Jeden Tag pendeln 77.000 Brüsseler in eine andere Region, um dort zu arbeiten. Die große Mehrheit unter ihnen - rund 51.000 - ist in Flandern tätig. Das meldet das Brüsseler Arbeitsamt Actiris an diesem Samstag. Umgekehrt kommen täglich rund 231.000 Flamen in die belgische Hauptstadt zum Arbeiten.

Es ist das erste Mal, dass mehr als 50.000 Brüsseler nach Flandern zum Arbeiten fahren. Ihre Zahl hat seit 2012 um 12 Prozent zugenommen. Die Gesamtzahl an Brüsselern, die außerhalb ihrer eigenen Region arbeitet, das heißt in Flandern oder Wallonien, stieg im gleichen Zeitraum sogar um 15 Prozent.

Umgekehrt ist die Zahl der Flamen und Wallonen, die nach Brüssel zum Arbeiten pendelt, in den vergangenen fünf Jahren um 2,7 Prozent gesunken. Die Zahl der Jobs in der Region Brüssel stieg in diesem Zeitraum hingegen um 1,6 Prozent.
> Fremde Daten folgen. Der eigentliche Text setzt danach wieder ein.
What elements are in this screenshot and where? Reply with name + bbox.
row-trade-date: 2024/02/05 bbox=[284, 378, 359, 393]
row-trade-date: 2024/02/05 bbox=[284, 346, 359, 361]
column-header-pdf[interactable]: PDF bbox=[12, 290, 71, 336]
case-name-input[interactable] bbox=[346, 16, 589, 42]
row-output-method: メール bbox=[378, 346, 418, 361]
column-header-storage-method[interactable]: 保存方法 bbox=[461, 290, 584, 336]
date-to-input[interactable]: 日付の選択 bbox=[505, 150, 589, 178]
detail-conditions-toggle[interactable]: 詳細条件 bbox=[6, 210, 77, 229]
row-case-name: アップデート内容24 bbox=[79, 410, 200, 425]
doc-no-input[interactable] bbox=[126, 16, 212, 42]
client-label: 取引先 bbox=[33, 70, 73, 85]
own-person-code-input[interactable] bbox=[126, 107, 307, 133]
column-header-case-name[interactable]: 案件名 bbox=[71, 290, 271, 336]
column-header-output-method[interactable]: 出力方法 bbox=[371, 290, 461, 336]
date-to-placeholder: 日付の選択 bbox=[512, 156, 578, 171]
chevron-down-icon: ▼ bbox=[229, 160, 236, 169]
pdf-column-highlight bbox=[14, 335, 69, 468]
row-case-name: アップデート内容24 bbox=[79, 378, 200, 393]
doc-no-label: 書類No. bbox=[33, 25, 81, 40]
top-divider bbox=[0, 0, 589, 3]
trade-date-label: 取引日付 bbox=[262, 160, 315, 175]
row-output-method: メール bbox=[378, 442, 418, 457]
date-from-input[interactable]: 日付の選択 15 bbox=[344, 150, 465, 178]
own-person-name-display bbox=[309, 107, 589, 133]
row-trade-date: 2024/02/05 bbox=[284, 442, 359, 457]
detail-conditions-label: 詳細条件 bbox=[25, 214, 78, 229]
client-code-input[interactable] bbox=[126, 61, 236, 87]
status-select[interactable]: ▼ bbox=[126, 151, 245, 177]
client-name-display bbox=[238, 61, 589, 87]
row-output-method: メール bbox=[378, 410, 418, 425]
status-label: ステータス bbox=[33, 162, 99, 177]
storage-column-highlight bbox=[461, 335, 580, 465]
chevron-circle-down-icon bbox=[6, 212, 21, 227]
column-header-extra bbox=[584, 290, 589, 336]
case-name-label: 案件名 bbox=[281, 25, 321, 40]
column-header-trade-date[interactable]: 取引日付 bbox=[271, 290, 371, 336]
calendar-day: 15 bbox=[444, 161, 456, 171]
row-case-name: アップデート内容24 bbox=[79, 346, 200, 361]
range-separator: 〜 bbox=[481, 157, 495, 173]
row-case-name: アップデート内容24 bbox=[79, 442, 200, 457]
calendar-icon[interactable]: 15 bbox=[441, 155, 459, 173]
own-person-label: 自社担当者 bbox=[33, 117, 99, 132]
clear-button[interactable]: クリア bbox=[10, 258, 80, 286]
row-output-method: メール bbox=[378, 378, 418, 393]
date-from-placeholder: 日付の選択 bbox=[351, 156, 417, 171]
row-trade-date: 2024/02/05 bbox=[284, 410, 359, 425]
Das bedeutet, dass mehr Stellen von Menschen besetzt werden, die in Brüssel wohnen.

Dadurch hat sich auch das Verhältnis zwischen Pendlern und Brüsselern verändert: Seit 2015 wird mehr als die Hälfte der Brüsseler Jobs von Menschen mit Wohnsitz in Brüssel ausgeführt. Früher waren die Pendler in der Mehrheit.

Insgesamt gab es letztes Jahr 726.350 Stellen in der Region Brüssel Hauptstadt, ein Rekord seit der Gründung der Region 1989.

Der Brüsseler Wirtschafts- und Arbeitsminister, Didier Gosuin, ist mit den Zahlen zufrieden, ergänzt aber, dass noch viel zu tun sei. "Die jungen Leute, die auf den Arbeitsmarkt strömen, müssten besser ausgebildet sein. Ein Fünftel derjenigen, die sich jedes Jahr anmeldet, hat keinen Abschluss der Sekundarstufe", so Gosuin.

Der Minister ruft dazu auf, die Erlernung von Sprachen, Spezialisierungen und die Erreichung von Diplomen zu fördern. Außerdem müsse die Kluft zwischen Nachfrage und Angebot auf dem Arbeitsmarkt verringert werden.